Okay, back today with another recommendation from Jo Walton at Tor.com. Alexei Panshin burst onto the science fiction scene with four books published in 1968 and 1969 and then has done very little novel-length since them. One of those books in that initial explosion was Rite of Passage, which garnered both the Hugo AND Nebula Awards. And I was sure I'd read it back in high school.
I hadn't, a fact made absolutely clear by Walton's review. So, I put it on the stack to get to and about three weeks later, it reached the top. And it's absolutely easy to see why it won all the awards.
Okay, quick precis. Young girl living on a spaceship in the future where needs are few and lives long, reaches the age where the ship's routine forces her to undergo the rites of passage from youth to adult. In the rigorously population-controlled society of the ship, there's a little of the survival of the fittest approach to keeping the numbers down in their idyllic society. So, the kids have to spend a month dirt-side, living on often hostile planets before earning their societal rights as an adult. The kids are trained in riding, woodsmanship and fighting. That training, a horse, a bedroll, a tent, some rations and a raygun is all they get to survive the wilds they get dumped in.
Alone.
When our heroine, Mia, goes through her trial, she quickly loses the one other piece of equipment she's been given. The call-home device. Without it, she has no chance to getting the pickup at the end of the month, even if she's hale and hearty. So, despite a disinclination to do so, she teams up with another of her trial mates (in every sense of the word) and recovers the device he'd lost too, in time to be picked up.

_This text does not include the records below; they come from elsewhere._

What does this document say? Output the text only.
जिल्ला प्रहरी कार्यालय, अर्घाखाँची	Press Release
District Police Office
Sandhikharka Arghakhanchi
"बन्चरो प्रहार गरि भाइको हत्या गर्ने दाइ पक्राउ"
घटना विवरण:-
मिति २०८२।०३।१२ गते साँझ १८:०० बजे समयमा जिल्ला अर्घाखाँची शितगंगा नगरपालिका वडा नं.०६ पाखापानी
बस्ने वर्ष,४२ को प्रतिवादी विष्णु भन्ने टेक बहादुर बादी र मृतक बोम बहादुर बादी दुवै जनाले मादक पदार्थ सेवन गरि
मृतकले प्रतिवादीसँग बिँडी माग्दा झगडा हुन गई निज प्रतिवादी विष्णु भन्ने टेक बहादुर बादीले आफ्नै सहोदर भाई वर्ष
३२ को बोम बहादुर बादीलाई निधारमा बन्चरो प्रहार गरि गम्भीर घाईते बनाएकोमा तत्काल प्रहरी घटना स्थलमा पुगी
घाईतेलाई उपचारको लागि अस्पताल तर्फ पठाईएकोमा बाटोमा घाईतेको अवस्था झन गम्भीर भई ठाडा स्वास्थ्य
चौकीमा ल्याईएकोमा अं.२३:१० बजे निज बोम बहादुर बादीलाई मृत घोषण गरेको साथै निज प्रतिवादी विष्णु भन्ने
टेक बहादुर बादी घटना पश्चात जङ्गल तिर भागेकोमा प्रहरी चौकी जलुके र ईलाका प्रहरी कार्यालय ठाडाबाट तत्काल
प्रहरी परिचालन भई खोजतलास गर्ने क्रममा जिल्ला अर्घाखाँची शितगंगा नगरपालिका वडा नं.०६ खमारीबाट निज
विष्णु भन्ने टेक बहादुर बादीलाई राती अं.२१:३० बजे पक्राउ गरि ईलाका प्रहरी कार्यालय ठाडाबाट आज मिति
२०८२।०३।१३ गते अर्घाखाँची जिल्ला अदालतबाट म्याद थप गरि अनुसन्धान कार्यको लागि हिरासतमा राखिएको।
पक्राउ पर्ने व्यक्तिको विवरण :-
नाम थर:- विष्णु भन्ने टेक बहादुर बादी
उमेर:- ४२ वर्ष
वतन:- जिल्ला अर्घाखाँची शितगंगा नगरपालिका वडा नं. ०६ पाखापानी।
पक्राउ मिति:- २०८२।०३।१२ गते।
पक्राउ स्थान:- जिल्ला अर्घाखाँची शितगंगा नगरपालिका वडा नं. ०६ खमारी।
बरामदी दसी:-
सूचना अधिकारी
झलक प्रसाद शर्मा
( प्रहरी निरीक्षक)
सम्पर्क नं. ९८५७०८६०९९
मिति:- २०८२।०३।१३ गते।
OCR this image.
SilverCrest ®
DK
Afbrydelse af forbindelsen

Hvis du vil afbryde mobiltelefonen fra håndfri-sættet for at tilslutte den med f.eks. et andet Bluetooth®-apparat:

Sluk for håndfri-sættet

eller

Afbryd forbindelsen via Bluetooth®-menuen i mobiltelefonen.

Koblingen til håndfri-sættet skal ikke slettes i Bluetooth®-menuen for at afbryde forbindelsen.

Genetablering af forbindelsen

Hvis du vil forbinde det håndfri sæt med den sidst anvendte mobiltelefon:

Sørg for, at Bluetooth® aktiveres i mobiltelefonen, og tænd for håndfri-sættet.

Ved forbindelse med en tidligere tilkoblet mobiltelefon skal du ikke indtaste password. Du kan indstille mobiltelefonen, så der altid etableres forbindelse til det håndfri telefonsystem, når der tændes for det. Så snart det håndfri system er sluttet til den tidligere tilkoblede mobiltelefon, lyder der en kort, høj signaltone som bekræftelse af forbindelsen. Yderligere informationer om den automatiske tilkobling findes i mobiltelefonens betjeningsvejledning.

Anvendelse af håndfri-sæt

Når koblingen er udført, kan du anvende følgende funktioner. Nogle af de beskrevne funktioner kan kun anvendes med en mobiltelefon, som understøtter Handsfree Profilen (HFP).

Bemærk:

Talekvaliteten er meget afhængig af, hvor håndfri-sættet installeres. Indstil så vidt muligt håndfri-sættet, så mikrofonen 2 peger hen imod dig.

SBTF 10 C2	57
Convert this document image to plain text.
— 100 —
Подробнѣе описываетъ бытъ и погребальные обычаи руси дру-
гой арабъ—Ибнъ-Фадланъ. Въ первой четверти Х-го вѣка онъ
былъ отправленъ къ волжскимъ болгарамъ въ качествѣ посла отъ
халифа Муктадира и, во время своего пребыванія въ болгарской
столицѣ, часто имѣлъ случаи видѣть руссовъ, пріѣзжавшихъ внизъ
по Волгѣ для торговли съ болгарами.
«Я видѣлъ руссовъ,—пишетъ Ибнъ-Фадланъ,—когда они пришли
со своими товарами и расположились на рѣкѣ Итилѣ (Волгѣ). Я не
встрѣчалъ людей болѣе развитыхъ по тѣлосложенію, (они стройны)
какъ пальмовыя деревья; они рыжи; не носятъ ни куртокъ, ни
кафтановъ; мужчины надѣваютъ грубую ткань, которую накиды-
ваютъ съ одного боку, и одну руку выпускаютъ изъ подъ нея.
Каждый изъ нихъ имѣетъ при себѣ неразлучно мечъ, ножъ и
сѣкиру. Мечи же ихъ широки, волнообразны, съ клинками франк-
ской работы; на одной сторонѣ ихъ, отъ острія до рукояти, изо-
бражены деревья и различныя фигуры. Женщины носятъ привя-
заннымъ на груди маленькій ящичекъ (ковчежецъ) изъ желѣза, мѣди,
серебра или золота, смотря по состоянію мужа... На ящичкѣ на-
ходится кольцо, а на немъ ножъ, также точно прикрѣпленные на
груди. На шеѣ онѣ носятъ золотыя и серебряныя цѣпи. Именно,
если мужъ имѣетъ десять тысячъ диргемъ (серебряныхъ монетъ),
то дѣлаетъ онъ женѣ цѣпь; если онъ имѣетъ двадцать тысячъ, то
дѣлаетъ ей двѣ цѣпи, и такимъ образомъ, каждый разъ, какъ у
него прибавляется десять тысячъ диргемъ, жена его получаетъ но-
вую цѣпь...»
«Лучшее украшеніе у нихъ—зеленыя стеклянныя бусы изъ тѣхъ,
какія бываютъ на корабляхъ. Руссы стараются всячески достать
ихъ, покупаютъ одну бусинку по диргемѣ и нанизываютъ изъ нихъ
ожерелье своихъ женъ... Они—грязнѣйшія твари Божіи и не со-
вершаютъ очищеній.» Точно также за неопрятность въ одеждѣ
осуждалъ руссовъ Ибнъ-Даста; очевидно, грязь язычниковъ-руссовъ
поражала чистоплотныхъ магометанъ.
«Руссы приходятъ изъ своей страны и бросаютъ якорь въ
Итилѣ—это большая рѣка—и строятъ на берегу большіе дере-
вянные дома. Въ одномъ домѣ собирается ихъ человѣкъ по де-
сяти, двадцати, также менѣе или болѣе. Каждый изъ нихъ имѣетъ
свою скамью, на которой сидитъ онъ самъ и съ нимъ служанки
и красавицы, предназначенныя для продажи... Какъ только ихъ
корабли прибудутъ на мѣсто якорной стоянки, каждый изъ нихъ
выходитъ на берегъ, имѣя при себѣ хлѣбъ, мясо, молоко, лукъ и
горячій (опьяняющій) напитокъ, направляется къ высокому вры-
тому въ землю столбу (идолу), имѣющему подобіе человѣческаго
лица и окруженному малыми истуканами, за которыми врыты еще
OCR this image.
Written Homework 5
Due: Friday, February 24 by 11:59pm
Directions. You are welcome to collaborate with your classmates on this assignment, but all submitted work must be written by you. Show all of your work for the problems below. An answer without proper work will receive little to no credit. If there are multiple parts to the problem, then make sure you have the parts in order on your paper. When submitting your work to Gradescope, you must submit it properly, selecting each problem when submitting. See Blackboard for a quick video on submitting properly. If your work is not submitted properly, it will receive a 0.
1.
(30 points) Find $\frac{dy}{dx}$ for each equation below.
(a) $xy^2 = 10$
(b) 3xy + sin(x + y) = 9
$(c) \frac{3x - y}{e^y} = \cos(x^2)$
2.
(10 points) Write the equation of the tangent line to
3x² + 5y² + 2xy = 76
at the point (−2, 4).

Of course, she learns a lot about herself and about her attitudes while doing this. She really does grow up and there's no question she will make a positive contribution in ship society in the future. A future Panshin never outlined. Oh well.
What I've described to this point actually only takes about the last third of the book. Panshin does a superlative job of outlining the society on the ship and how it came to be in the millennia leading up to the events in the book. Panshin was obviously worried at the point of this book's writing about out of control population growth. This book was a clarion call to that potential disaster. There are signs his worries, while legitimate, have been abated in the 40 years plus since, as there are signs that growth has slowed waaaaaaay down. Some countries are actually experiencing negative growth at this point.
Regardless of the politics of population growth, Panshin has a delightful way of setting up the reader. Right off the bat, Mia says she's pretty sure of the main facts of this book. She sdmits that some of the stuff, she's forgotten exactly what happened and who said what. So, she says she's going to make up stuff to get around those parts. It's all done with tongue in cheek by Panshin and adds immensely to the book's charm.
It's a GREAT book, very recommended to teenagers (boys and girls alike). Hey, don't just take MY recommendation. There were two learned selection committees who agreed with me. Back in the day.